No Brasil os médicos formados em Cuba são considerados ruins pela corporação médica porque vão para lá estudantes indicados pelos movimentos populares do MST, Via Campesina, partidos políticos de esquerda, e alguns estudantes livres que cruzam o oceano por conta do próprio sonho de liberdade encantados pela ilha que resiste aos EUA. O governo dos EUA tenta desde 1959 recolonizar a Ilha e transformar o país de novo em bordel com o bloqueio econômico indecente. Médicos formados em Cuba são um verdadeiro terror para os defensores da medicina do capital. Os nossos órgãos corporativos preferem os formados na Bolívia ou Paraguai contra qualquer médico formado em Cuba.
A corporação médica vem ignorando a realidade do MERCOSUL que nos obrigará a compartilhar exames e regras de validação profissional com Argentina, Chile, Peru, Equador, e também Colômbia e Venezuela. Há certamente bons médicos formados na Bolívia e no Paraguai se comparados com faculdades de medicina das periferias de nossas metrópoles. Os médicos formados na Argentina, Uruguai e Chile não ficam nada a dever em relação aos outros. Se a Venezuela exportasse médicos e não os tivesse que importar de Cuba também seria um terror. Médicos Chavistas no Brasil nem pensar.

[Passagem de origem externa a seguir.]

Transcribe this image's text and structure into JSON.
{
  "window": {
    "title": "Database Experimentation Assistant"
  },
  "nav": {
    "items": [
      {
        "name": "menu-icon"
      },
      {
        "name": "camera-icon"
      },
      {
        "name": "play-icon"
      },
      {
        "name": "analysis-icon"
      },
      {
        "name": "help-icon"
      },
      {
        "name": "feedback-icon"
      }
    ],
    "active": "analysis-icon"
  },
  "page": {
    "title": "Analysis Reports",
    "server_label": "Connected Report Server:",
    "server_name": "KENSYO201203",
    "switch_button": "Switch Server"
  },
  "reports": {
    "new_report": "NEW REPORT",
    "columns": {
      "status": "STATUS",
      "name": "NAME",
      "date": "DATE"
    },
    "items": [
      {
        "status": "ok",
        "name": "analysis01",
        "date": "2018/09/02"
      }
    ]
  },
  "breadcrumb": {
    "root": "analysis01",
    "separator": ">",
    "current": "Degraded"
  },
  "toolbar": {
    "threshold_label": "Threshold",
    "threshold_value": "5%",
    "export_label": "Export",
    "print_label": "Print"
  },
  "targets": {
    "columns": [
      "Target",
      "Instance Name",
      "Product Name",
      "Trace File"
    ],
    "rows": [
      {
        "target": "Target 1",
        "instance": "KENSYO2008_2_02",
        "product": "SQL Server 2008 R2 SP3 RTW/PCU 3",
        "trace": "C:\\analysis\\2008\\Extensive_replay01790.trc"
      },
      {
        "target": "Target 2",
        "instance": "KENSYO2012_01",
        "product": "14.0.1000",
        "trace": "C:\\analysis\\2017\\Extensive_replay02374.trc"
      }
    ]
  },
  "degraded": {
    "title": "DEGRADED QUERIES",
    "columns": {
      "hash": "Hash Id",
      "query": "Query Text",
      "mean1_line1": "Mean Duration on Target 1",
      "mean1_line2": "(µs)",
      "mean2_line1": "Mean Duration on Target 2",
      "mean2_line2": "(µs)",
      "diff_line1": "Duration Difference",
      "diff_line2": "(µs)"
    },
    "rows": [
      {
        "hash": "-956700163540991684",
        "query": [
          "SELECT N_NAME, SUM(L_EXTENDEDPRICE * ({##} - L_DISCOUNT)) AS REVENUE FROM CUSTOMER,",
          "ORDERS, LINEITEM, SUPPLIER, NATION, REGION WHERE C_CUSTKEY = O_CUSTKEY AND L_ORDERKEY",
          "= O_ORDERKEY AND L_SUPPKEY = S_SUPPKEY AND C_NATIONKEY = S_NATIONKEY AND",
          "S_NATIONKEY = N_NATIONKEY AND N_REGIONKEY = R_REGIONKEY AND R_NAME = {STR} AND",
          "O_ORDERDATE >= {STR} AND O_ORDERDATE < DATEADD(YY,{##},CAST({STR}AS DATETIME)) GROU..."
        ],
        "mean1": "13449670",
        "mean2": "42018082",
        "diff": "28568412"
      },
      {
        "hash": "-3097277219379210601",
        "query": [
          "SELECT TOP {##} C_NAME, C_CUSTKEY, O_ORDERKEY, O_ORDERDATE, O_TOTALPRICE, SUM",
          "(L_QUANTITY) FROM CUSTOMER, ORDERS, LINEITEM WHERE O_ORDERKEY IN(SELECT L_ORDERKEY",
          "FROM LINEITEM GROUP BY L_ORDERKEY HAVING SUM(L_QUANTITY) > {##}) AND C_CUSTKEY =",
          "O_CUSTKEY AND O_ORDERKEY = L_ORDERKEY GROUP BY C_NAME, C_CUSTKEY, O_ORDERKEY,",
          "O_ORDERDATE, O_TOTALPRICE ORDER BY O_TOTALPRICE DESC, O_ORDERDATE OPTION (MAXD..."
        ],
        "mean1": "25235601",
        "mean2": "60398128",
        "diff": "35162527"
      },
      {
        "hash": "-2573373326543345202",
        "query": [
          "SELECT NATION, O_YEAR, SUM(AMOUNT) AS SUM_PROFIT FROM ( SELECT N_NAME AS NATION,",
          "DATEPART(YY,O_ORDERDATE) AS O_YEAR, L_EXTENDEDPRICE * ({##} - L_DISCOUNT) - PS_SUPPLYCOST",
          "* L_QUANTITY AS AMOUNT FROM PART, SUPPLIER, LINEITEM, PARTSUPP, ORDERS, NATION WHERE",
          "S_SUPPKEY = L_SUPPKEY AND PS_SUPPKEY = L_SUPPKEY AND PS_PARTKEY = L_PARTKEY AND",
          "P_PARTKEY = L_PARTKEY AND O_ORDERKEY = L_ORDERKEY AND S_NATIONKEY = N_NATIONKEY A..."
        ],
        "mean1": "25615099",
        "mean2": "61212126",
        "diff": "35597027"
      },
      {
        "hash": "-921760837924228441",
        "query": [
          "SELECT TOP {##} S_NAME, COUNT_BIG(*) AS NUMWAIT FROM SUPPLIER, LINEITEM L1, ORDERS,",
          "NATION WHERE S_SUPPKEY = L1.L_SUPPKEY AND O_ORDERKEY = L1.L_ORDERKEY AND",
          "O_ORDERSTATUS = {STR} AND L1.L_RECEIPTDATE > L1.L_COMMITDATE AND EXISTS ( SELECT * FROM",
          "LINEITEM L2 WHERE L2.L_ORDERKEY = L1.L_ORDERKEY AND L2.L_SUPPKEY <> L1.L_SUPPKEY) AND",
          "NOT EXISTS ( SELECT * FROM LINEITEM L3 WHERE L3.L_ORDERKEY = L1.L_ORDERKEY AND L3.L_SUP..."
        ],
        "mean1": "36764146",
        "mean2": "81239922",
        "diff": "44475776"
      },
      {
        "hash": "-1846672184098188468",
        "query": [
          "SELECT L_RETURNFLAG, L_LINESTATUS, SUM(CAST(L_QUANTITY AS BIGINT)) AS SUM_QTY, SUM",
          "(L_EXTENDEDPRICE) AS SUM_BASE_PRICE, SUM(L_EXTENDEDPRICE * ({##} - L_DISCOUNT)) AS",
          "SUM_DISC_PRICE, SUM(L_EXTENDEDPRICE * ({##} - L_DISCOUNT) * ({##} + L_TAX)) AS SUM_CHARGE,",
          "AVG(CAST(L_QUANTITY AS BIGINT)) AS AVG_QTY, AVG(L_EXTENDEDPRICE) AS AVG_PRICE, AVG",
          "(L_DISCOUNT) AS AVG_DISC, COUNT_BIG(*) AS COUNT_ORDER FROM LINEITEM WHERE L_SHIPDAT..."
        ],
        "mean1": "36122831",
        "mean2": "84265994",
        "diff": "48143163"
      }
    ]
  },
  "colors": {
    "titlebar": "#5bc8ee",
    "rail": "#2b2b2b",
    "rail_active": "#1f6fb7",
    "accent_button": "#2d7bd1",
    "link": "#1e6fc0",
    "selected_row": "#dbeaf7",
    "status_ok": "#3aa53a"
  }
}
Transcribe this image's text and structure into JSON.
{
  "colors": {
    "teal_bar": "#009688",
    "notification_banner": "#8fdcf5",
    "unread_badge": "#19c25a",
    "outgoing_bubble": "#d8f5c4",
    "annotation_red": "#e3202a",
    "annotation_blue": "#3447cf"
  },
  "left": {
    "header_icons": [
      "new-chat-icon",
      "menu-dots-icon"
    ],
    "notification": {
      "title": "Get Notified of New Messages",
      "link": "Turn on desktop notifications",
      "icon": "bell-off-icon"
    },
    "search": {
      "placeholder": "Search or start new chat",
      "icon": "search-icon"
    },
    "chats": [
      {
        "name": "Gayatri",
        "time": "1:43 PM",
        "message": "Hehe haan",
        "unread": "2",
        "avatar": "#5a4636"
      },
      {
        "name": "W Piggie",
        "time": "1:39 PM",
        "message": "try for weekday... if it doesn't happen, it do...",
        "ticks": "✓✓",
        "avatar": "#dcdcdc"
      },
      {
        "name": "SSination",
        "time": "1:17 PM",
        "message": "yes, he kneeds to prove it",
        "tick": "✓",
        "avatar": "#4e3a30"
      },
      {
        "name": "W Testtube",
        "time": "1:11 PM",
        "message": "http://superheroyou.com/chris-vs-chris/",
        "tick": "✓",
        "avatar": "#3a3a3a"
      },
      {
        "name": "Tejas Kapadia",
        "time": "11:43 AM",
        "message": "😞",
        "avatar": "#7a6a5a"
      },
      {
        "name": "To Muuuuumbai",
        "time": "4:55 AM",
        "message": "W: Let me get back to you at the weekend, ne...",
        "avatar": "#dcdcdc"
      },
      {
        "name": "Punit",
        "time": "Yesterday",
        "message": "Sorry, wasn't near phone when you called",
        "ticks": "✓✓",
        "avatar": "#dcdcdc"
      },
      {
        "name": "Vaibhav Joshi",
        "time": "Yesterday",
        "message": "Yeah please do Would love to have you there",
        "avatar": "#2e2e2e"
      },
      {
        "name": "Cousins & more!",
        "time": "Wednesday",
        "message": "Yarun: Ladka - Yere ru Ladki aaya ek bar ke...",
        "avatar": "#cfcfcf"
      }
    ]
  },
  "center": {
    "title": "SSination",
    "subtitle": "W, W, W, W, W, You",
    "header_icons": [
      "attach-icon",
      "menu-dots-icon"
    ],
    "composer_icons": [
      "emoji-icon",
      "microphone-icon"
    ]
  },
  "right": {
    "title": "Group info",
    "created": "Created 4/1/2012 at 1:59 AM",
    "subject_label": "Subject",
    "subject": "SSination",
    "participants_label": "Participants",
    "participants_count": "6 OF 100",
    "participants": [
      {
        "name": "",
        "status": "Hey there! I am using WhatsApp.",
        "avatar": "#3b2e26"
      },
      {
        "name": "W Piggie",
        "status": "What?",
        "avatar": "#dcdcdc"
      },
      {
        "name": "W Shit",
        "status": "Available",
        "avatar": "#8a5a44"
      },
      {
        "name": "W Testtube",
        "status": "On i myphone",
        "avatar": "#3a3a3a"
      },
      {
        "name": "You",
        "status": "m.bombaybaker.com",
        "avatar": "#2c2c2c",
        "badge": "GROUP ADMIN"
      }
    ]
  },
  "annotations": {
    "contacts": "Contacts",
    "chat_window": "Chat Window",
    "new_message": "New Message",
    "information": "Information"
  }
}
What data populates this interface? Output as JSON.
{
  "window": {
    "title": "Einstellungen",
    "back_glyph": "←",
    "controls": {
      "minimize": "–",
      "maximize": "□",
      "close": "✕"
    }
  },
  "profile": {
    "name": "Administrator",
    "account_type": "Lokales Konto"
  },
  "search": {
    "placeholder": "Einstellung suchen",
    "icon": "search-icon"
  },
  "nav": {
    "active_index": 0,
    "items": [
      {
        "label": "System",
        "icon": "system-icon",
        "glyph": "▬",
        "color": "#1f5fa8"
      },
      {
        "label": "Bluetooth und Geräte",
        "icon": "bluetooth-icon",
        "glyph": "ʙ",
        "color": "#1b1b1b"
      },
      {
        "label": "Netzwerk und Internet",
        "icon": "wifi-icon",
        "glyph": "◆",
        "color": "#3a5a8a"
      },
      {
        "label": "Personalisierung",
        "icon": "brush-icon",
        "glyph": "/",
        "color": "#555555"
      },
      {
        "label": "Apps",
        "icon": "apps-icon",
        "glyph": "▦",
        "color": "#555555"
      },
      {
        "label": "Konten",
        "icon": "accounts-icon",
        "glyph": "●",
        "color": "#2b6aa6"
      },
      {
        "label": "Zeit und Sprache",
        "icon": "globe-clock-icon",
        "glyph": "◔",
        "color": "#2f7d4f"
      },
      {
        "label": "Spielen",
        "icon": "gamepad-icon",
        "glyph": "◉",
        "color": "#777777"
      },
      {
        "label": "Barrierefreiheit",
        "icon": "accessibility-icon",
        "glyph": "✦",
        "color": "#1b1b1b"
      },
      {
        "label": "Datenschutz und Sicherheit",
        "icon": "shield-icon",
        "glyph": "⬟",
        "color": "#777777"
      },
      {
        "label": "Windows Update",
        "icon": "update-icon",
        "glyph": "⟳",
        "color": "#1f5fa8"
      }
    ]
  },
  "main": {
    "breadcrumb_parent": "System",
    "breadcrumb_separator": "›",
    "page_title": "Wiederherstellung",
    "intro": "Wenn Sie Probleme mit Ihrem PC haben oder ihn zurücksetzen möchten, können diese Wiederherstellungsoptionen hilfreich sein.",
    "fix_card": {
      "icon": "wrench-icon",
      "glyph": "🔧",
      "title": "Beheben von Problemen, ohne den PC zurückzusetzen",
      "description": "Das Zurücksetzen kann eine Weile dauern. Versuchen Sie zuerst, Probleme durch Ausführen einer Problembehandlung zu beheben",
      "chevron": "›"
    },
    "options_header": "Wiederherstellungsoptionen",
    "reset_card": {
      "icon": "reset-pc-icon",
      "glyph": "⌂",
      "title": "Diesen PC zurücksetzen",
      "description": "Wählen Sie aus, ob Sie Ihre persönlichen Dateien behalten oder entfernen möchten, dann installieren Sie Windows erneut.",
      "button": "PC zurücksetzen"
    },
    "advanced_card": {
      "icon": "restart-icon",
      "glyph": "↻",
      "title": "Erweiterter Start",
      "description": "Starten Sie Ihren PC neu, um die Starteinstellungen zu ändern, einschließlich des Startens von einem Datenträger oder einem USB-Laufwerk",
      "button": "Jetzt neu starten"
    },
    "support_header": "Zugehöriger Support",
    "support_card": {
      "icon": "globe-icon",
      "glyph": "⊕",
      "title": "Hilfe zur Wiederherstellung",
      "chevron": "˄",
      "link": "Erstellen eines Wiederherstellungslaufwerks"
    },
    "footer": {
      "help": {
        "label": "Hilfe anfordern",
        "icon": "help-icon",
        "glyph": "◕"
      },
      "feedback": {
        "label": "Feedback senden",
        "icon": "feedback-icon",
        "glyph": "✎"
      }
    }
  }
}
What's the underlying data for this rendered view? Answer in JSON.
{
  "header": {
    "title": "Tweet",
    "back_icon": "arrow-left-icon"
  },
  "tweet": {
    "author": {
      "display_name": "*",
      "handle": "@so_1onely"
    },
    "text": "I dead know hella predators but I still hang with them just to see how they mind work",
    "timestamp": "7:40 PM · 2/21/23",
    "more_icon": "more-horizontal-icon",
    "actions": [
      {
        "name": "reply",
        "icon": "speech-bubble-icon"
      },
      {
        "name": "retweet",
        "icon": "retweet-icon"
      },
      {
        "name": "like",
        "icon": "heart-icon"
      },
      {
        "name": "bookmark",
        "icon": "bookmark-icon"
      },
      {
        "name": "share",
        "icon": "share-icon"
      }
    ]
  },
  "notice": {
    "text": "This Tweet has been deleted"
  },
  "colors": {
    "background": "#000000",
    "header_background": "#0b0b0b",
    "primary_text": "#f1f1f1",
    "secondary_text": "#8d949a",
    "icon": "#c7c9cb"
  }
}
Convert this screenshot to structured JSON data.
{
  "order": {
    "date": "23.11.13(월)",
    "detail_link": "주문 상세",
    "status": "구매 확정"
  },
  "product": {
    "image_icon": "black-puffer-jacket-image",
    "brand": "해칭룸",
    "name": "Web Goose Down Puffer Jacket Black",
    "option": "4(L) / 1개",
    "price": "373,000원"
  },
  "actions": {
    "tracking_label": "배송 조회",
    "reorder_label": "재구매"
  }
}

Os exames de validação de diplomas estrangeiros no Brasil não seguem regras comparáveis às dos Board Examinations estadunidenses. A Inglaterra e os EUA importam médicos do mundo inteiro e detêm a tecnologia de triagem e formação aperfeiçoada para exames de qualificação para o exercício profissional. A comunidade europeia também tem regras para isso e médicos da Índia, Paquistão, países do Sudeste Asiático, África e da América Latina atendem de modo competente nos sistemas de saúde dos países centrais. Cuba forma e exporta médicos para o mundo inteiro tendo feito disso arma diplomática e política no relacionamento sul-sul com países não alinhados aos EUA.
O Brasil vem desenvolvendo técnicas de validação de competências médicas reconhecidas internacionalmente. Hoje não se avalia um médico apenas por respostas a provas escritas. Avaliar um novo médico em provas com perguntas tipo pegadinha de múltipla escolha é de uma incompetência descomunal. A avaliação atual pode ser e já é bem feita por exames com pacientes atores que simulam doenças em consultas padronizadas nas quais os médicos devem saber conversar e principalmente saber ouvir, devem saber lavar as mãos antes de examinar e diagnosticar e exigem modalidades de tratamento compatíveis com a organização do SUS e com a cultura dos pacientes. Essas técnicas estão bem desenvolvidas e podem ser utilizadas para os futuros ‘exames-de-ordem’ que são realidade inevitável, inclusive para a consolidação das regras de certificação internacional do MERCOSUL.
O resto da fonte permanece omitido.